The spectators who filled the grandstands at the Fariplex’s horseracing track, the site for this year’s Straight Rhythm, could understand James Stewart’s relief. Throughout the entire afternoon in the 95-degree heat, it was Malcolm Stewart who was the most dominant rider. After receiving a factory sponsorship earlier this year, he raced in the Lites Class (250cc motorbikes) for Geico Honda. He won every race and took the Lites title.
More uncertainty surrounded whether James Stewart could defend his Open class title.
In December 2014, the Fédération Internationale de Motocyclisme (FIM) levied a 16-month suspension against Stewart after he tested positive for an amphetamine during a drug test on April 12 at the Seattle Supercross event. Stewart had a prescription for Adderall, but did not fill out a required Therapeutic Use Exemption form. He appealed the decision. The decision was upheld.
Since the suspension was enforced retroactively from the date of the failed test, it ended on August 11. Straight Rhythm was Stewart’s first race back.
“I haven’t raced in over a year, so I’m not sure if there is going to be some rust until I race,” Stewart said. “I’m hoping to use [the RBSR] as a warm up for next year.”
During Stewart’s absence, Ryan Dungey grabbed the headlines and his own share of titles.
For the second time in his career, Dungey claimed both the Monster Energy Supercross 450 and Lucas Oil Pro Motocross 450 Championships. This July, he received the ESPY award
for Male Action Sports Athlete of the Year, the first motocross rider to earn that distinction.
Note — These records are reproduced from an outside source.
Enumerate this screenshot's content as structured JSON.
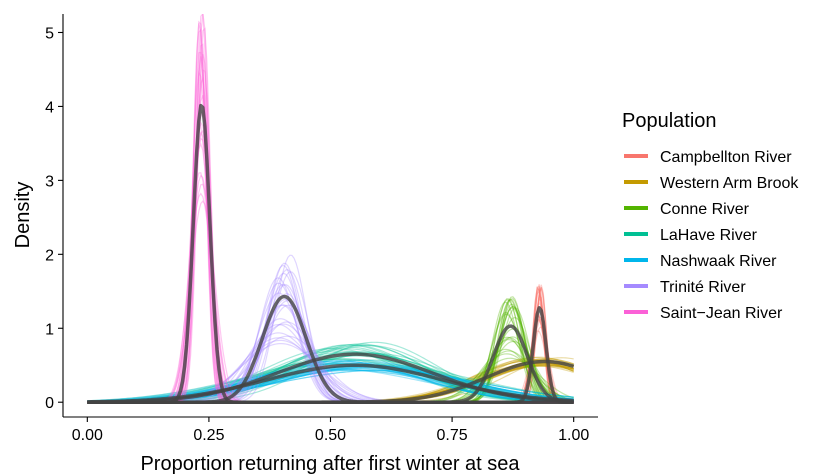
{
  "chart_data": {
    "type": "line",
    "title": "",
    "xlabel": "Proportion returning after first winter at sea",
    "ylabel": "Density",
    "xlim": [
      -0.05,
      1.05
    ],
    "ylim": [
      -0.2,
      5.25
    ],
    "x_ticks": [
      "0.00",
      "0.25",
      "0.50",
      "0.75",
      "1.00"
    ],
    "x_tick_values": [
      0.0,
      0.25,
      0.5,
      0.75,
      1.0
    ],
    "y_ticks": [
      "0",
      "1",
      "2",
      "3",
      "4",
      "5"
    ],
    "y_tick_values": [
      0,
      1,
      2,
      3,
      4,
      5
    ],
    "grid": false,
    "legend": {
      "title": "Population",
      "position": "right",
      "entries": [
        {
          "name": "Campbellton River",
          "color": "#F8766D"
        },
        {
          "name": "Western Arm Brook",
          "color": "#C49A00"
        },
        {
          "name": "Conne River",
          "color": "#53B400"
        },
        {
          "name": "LaHave River",
          "color": "#00C094"
        },
        {
          "name": "Nashwaak River",
          "color": "#00B6EB"
        },
        {
          "name": "Trinité River",
          "color": "#A58AFF"
        },
        {
          "name": "Saint−Jean River",
          "color": "#FB61D7"
        }
      ]
    },
    "series": [
      {
        "name": "Campbellton River",
        "color": "#F8766D",
        "mode": 0.93,
        "sd": 0.013,
        "peak": 1.28,
        "draw_spread": 0.25
      },
      {
        "name": "Western Arm Brook",
        "color": "#C49A00",
        "mode": 0.94,
        "sd": 0.12,
        "peak": 0.55,
        "draw_spread": 0.12
      },
      {
        "name": "Conne River",
        "color": "#53B400",
        "mode": 0.87,
        "sd": 0.035,
        "peak": 1.03,
        "draw_spread": 0.45
      },
      {
        "name": "LaHave River",
        "color": "#00C094",
        "mode": 0.55,
        "sd": 0.16,
        "peak": 0.65,
        "draw_spread": 0.25
      },
      {
        "name": "Nashwaak River",
        "color": "#00B6EB",
        "mode": 0.55,
        "sd": 0.18,
        "peak": 0.5,
        "draw_spread": 0.15
      },
      {
        "name": "Trinité River",
        "color": "#A58AFF",
        "mode": 0.405,
        "sd": 0.045,
        "peak": 1.43,
        "draw_spread": 0.45
      },
      {
        "name": "Saint−Jean River",
        "color": "#FB61D7",
        "mode": 0.235,
        "sd": 0.017,
        "peak": 4.03,
        "draw_spread": 0.35
      }
    ]
  }
}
Dungey credits the turnaround from a disappointing 2014 season to his new 450cc motorbike from Red Bull KTM and to a training regimen developed by Aldon Baker. Baker places heavy emphasis on cardio and Dungey cycles at least an hour a day, often more than two hours a day in the off-season. Baker also has his athletes wear heart rate monitors both during workouts and on race days to quantify their efforts and to help make individual adjustments to their programs.
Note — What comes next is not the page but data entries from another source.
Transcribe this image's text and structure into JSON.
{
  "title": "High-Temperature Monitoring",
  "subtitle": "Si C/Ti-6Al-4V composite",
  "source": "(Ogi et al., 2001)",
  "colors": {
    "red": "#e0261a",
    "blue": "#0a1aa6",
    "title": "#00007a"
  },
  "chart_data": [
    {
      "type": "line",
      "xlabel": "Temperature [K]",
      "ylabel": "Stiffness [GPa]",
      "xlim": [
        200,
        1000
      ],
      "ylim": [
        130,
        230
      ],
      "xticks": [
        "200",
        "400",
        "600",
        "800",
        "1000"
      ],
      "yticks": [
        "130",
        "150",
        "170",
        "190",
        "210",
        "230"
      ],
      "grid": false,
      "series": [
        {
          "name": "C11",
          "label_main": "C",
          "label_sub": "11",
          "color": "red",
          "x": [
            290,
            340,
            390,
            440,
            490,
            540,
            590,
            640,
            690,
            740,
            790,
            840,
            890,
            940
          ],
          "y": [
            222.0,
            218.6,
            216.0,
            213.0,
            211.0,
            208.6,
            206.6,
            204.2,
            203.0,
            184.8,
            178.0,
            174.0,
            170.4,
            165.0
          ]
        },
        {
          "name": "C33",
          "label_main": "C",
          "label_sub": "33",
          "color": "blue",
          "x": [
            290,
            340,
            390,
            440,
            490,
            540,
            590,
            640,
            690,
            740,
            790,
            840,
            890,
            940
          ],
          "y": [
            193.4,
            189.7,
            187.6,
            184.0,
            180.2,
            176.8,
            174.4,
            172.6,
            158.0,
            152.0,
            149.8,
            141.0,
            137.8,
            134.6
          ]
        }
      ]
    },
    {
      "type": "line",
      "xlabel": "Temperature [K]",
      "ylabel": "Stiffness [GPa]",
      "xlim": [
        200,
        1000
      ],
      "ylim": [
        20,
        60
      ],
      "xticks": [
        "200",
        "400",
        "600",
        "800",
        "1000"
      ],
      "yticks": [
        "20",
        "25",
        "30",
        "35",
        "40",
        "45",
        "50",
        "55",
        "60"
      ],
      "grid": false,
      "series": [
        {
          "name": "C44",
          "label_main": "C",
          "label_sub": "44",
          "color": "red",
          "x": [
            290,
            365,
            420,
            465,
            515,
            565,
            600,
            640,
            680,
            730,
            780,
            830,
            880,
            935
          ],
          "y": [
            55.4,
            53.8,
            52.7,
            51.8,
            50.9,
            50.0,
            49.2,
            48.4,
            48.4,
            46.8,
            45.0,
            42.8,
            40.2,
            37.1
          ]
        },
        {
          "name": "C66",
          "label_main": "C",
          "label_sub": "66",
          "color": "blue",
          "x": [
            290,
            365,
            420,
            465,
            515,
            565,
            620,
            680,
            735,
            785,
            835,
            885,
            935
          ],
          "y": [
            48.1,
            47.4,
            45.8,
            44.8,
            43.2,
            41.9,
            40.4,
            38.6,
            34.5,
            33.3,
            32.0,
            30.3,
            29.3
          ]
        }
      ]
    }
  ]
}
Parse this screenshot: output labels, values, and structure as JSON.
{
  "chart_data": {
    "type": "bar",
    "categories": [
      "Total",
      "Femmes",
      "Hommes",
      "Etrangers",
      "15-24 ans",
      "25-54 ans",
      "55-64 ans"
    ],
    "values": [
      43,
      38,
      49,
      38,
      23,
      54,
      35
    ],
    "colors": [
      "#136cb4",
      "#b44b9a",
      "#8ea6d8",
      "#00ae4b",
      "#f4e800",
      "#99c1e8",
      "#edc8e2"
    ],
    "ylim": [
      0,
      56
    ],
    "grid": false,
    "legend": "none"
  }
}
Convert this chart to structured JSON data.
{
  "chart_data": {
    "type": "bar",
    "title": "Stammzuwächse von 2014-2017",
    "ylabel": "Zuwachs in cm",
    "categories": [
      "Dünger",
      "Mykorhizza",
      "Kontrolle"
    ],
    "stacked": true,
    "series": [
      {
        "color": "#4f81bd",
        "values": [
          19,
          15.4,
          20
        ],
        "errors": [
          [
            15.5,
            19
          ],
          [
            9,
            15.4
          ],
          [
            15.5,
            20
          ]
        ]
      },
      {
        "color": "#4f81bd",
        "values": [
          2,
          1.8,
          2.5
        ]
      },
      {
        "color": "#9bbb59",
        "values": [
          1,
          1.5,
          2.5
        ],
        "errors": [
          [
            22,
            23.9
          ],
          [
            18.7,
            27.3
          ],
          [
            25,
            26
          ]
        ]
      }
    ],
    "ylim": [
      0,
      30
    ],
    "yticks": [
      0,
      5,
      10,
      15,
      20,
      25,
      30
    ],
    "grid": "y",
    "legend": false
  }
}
“I was able to put my training plan in [Baker’s] hands and trust him,” Dungey says. “It took a lot of stress off of me and I was able put more of my mental focus into the races and it brought confidence on the race track.”
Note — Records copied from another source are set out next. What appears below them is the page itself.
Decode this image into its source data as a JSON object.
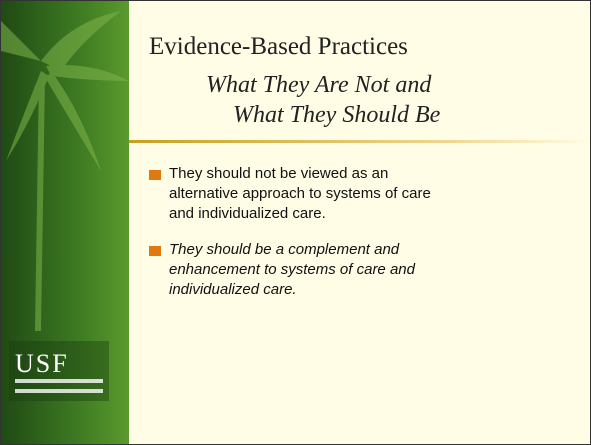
{
  "slide": {
    "title": "Evidence-Based Practices",
    "subtitle": [
      "What They Are Not and",
      "What They Should Be"
    ],
    "bullets": [
      {
        "lines": [
          "They should not be viewed as an",
          "alternative approach to systems of care",
          "and individualized care."
        ]
      },
      {
        "lines": [
          "They should be a complement and",
          "enhancement to systems of care and",
          "individualized care."
        ]
      }
    ],
    "logo": "USF"
  }
}
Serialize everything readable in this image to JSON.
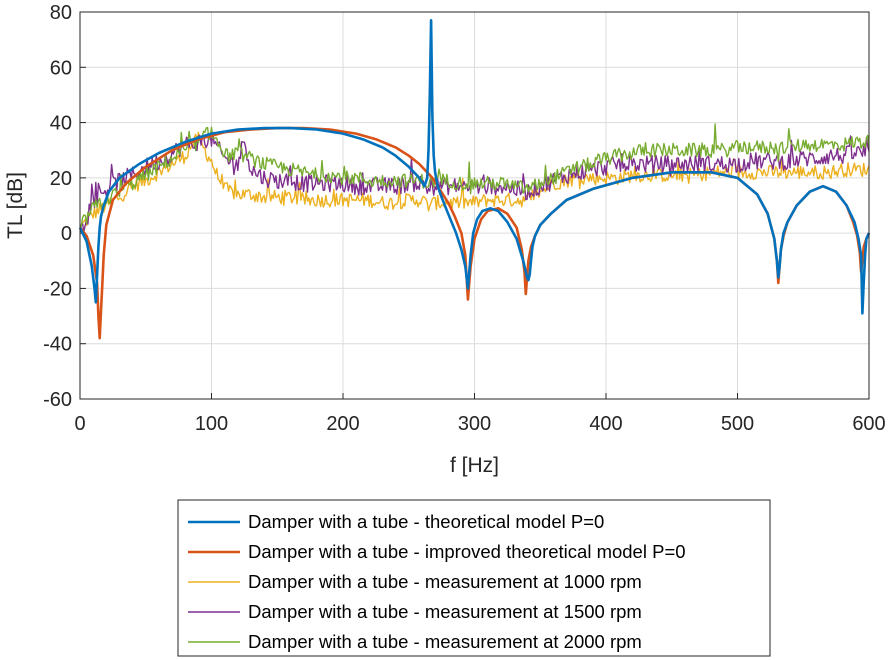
{
  "chart_data": {
    "type": "line",
    "title": "",
    "xlabel": "f [Hz]",
    "ylabel": "TL [dB]",
    "xlim": [
      0,
      600
    ],
    "ylim": [
      -60,
      80
    ],
    "xticks": [
      "0",
      "100",
      "200",
      "300",
      "400",
      "500",
      "600"
    ],
    "yticks": [
      "-60",
      "-40",
      "-20",
      "0",
      "20",
      "40",
      "60",
      "80"
    ],
    "grid": true,
    "legend_position": "bottom",
    "series": [
      {
        "name": "Damper with a tube - theoretical model P=0",
        "color": "#0072BD",
        "x": [
          0,
          5,
          9,
          11,
          12,
          13,
          14,
          15,
          16,
          18,
          22,
          30,
          45,
          60,
          80,
          100,
          120,
          140,
          160,
          180,
          200,
          215,
          230,
          240,
          250,
          258,
          262,
          264,
          265,
          266,
          267,
          268,
          269,
          270,
          272,
          275,
          280,
          286,
          290,
          293,
          295,
          297,
          299,
          302,
          306,
          312,
          318,
          325,
          332,
          337,
          340,
          341,
          342,
          343,
          344,
          346,
          350,
          358,
          370,
          390,
          420,
          450,
          480,
          500,
          515,
          523,
          528,
          530,
          531,
          532,
          533,
          535,
          538,
          545,
          555,
          565,
          575,
          583,
          589,
          592,
          594,
          595,
          596,
          597,
          598,
          600
        ],
        "y": [
          2,
          -3,
          -12,
          -20,
          -25,
          -15,
          -5,
          2,
          6,
          10,
          15,
          20,
          25,
          29,
          33,
          36,
          37.5,
          38,
          38,
          37.5,
          36,
          34,
          31,
          28,
          24,
          20,
          17,
          20,
          30,
          50,
          77,
          42,
          28,
          22,
          17,
          13,
          7,
          0,
          -6,
          -12,
          -20,
          -8,
          0,
          5,
          8,
          9,
          8,
          4,
          -2,
          -10,
          -16,
          -17,
          -15,
          -10,
          -5,
          -1,
          3,
          7,
          12,
          16,
          20,
          22,
          22,
          20,
          14,
          7,
          -2,
          -10,
          -16,
          -12,
          -6,
          0,
          4,
          10,
          15,
          17,
          15,
          10,
          4,
          -2,
          -8,
          -29,
          -18,
          -8,
          -2,
          0
        ]
      },
      {
        "name": "Damper with a tube - improved theoretical model P=0",
        "color": "#D95319",
        "x": [
          0,
          5,
          10,
          13,
          14,
          15,
          16,
          17,
          18,
          20,
          25,
          35,
          50,
          70,
          90,
          110,
          130,
          150,
          170,
          190,
          210,
          225,
          240,
          250,
          258,
          264,
          268,
          272,
          276,
          280,
          285,
          290,
          293,
          295,
          297,
          300,
          305,
          310,
          318,
          325,
          332,
          336,
          338,
          339,
          340,
          341,
          343,
          346,
          350,
          358,
          370,
          390,
          420,
          450,
          480,
          500,
          515,
          523,
          528,
          530,
          531,
          532,
          533,
          535,
          538,
          545,
          555,
          565,
          575,
          583,
          588,
          591,
          593,
          594,
          595,
          596,
          598,
          600
        ],
        "y": [
          2,
          -1,
          -8,
          -18,
          -30,
          -38,
          -28,
          -18,
          -8,
          3,
          12,
          18,
          24,
          30,
          34,
          36.5,
          37.5,
          38,
          38,
          37.5,
          36,
          34,
          31,
          28,
          25,
          22,
          20,
          17,
          14,
          11,
          6,
          0,
          -8,
          -24,
          -12,
          -2,
          5,
          8,
          9,
          7,
          2,
          -6,
          -14,
          -22,
          -16,
          -10,
          -5,
          -1,
          3,
          7,
          12,
          16,
          20,
          22,
          22,
          20,
          14,
          7,
          -2,
          -10,
          -18,
          -12,
          -6,
          -1,
          4,
          10,
          15,
          17,
          15,
          10,
          4,
          -1,
          -7,
          -14,
          -10,
          -5,
          -2,
          0
        ]
      },
      {
        "name": "Damper with a tube - measurement at 1000 rpm",
        "color": "#EDB120",
        "x": [
          0,
          10,
          20,
          30,
          40,
          50,
          60,
          70,
          80,
          85,
          90,
          95,
          100,
          105,
          110,
          120,
          130,
          140,
          150,
          160,
          170,
          180,
          190,
          200,
          210,
          220,
          230,
          240,
          250,
          260,
          265,
          270,
          280,
          290,
          300,
          310,
          320,
          330,
          340,
          350,
          360,
          370,
          380,
          390,
          400,
          410,
          420,
          430,
          440,
          450,
          460,
          470,
          480,
          490,
          500,
          510,
          520,
          530,
          540,
          550,
          560,
          570,
          580,
          590,
          600
        ],
        "y": [
          2,
          7,
          10,
          13,
          17,
          19,
          22,
          25,
          28,
          32,
          34,
          30,
          26,
          20,
          16,
          14,
          14,
          13,
          13,
          13,
          12,
          12,
          12,
          12,
          12,
          12,
          11,
          11,
          12,
          12,
          10,
          11,
          11,
          11,
          11,
          12,
          12,
          12,
          12,
          15,
          18,
          19,
          20,
          20,
          20,
          20,
          21,
          21,
          21,
          21,
          21,
          21,
          22,
          22,
          22,
          22,
          22,
          22,
          22,
          22,
          22,
          22,
          23,
          23,
          23
        ]
      },
      {
        "name": "Damper with a tube - measurement at 1500 rpm",
        "color": "#7E2F8E",
        "x": [
          0,
          10,
          20,
          30,
          40,
          50,
          60,
          70,
          80,
          90,
          100,
          110,
          120,
          125,
          130,
          140,
          150,
          160,
          170,
          180,
          190,
          200,
          210,
          220,
          230,
          240,
          250,
          260,
          265,
          270,
          280,
          290,
          300,
          310,
          320,
          330,
          340,
          350,
          360,
          370,
          380,
          390,
          400,
          410,
          420,
          430,
          440,
          450,
          460,
          470,
          480,
          490,
          500,
          510,
          520,
          530,
          540,
          550,
          560,
          570,
          580,
          590,
          600
        ],
        "y": [
          2,
          12,
          16,
          19,
          21,
          24,
          26,
          29,
          32,
          33,
          34,
          27,
          25,
          34,
          23,
          20,
          19,
          19,
          18,
          18,
          18,
          18,
          17,
          17,
          17,
          17,
          18,
          18,
          16,
          17,
          17,
          17,
          17,
          17,
          17,
          16,
          15,
          17,
          19,
          21,
          22,
          23,
          24,
          25,
          25,
          25,
          25,
          25,
          25,
          25,
          25,
          25,
          25,
          26,
          26,
          26,
          26,
          27,
          27,
          28,
          28,
          29,
          29
        ]
      },
      {
        "name": "Damper with a tube - measurement at 2000 rpm",
        "color": "#77AC30",
        "x": [
          0,
          10,
          20,
          30,
          40,
          50,
          60,
          70,
          80,
          90,
          100,
          105,
          110,
          120,
          130,
          140,
          150,
          160,
          170,
          180,
          190,
          200,
          210,
          220,
          230,
          240,
          250,
          260,
          265,
          270,
          280,
          290,
          300,
          310,
          320,
          330,
          340,
          350,
          360,
          370,
          380,
          390,
          400,
          410,
          420,
          430,
          440,
          450,
          460,
          470,
          480,
          490,
          500,
          510,
          520,
          530,
          540,
          550,
          560,
          570,
          580,
          590,
          600
        ],
        "y": [
          2,
          9,
          12,
          15,
          18,
          21,
          24,
          27,
          30,
          33,
          37,
          32,
          28,
          29,
          27,
          25,
          24,
          23,
          22,
          21,
          21,
          20,
          20,
          19,
          19,
          19,
          19,
          19,
          18,
          19,
          19,
          18,
          18,
          18,
          18,
          17,
          16,
          18,
          20,
          22,
          24,
          25,
          27,
          28,
          29,
          30,
          30,
          30,
          30,
          30,
          30,
          30,
          31,
          31,
          31,
          31,
          31,
          32,
          32,
          32,
          32,
          33,
          33
        ]
      }
    ]
  }
}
Stewart and Dungey met in the semifinals after both riders breezed through their Round of 16 and quarterfinal matchups.
Dungey won the first semifinal race in a late come-from-behind effort and handed Stewart his first loss at Straight Rhythm. Stewart wasn’t deterred. He won the second race and set up the first three-race match of the event. In the final race, the two were side-by-side for over half of the track, but then Stewart inched ahead after he cleared the entire "Dragon's back," jump. He won by a nose.
Stewart didn’t let the final go to a third race. He swept Ken Roczen, who earned the No. 1 seed after he posted the fastest times in qualifying.
The clinching race looked like a victory lap for Stewart.
After throwing a Tiger-esque fist pump in the air over the final jump, James then hugged his brother to celebrate the Stewart sweep.
“We made history today,” Malcolm said.
While James Stewart has been more accustomed to winning, he seemed even more excited than his brother. He finally got the opportunity to prove the hiatus hasn’t slowed him down.
“You don’t understand how good it feels to be back,” he said.